An August 1972 review by Time said that many of the film's ideas "sound good on paper" but that the "skits wind down rather than take off from the ideas"; the film includes "some broad, funny send-ups of other movies (Fantastic Voyage, La notte), and its fair share of memorably wacky lines" but that "overall it is just Woody marking time and being merely a little funnier".

The Time Out Film Guide noted that some of the film's sketches are "dross, but the parodies of Antonioni (all angst and alienation of a wife who can achieve orgasm only in public places) and of TV panel games ('What's My Perversion?') are brilliantly accurate and very funny. Best of all is the sci-fi parody entitled What Happens During Ejaculation?"
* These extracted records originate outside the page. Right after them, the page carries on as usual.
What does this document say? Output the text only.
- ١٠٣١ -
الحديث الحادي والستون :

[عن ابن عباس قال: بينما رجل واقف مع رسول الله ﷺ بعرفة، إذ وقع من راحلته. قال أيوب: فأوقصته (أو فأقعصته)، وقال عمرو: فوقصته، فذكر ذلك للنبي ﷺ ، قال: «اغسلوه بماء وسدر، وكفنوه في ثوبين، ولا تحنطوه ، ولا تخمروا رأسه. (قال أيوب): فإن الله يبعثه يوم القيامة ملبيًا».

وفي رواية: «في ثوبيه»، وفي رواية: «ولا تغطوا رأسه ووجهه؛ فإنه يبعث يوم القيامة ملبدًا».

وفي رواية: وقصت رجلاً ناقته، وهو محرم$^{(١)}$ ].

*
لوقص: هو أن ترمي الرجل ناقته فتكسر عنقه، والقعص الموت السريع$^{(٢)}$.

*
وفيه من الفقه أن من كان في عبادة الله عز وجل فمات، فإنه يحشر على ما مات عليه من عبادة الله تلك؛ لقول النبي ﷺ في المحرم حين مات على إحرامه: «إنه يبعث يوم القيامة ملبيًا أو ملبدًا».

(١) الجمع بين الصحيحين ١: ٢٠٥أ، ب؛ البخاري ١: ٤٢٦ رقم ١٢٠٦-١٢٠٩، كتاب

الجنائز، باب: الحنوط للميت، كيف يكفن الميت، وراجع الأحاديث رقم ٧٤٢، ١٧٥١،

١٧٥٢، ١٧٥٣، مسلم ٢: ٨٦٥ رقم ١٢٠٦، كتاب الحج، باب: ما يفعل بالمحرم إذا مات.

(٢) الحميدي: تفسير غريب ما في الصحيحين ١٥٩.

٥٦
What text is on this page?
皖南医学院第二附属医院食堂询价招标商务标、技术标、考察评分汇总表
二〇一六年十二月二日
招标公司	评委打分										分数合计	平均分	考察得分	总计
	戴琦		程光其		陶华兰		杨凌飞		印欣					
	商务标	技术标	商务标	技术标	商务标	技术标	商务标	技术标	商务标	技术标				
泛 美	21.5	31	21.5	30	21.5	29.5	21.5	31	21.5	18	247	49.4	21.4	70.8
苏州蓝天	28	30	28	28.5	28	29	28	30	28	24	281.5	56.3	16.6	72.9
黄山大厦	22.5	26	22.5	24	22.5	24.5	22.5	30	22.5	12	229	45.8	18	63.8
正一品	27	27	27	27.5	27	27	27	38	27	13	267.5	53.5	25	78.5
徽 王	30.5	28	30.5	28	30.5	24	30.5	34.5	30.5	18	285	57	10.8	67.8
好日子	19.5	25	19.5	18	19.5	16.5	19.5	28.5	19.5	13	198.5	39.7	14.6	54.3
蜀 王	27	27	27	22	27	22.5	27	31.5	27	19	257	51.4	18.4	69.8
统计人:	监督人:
In 2004, Christopher Null, founder of filmcritic.com, called it a "minor classic and Woody Allen's most absurd film ever".

==Censorship==
The film was banned in Ireland on March 20, 1973. A cut version was passed in 1979 and released theatrically in 1980, removing both a bestiality reference ("the greatest lay I ever had", referring to a sheep) and a man having sex with a loaf of rye bread. The ban on the uncut version was eventually lifted.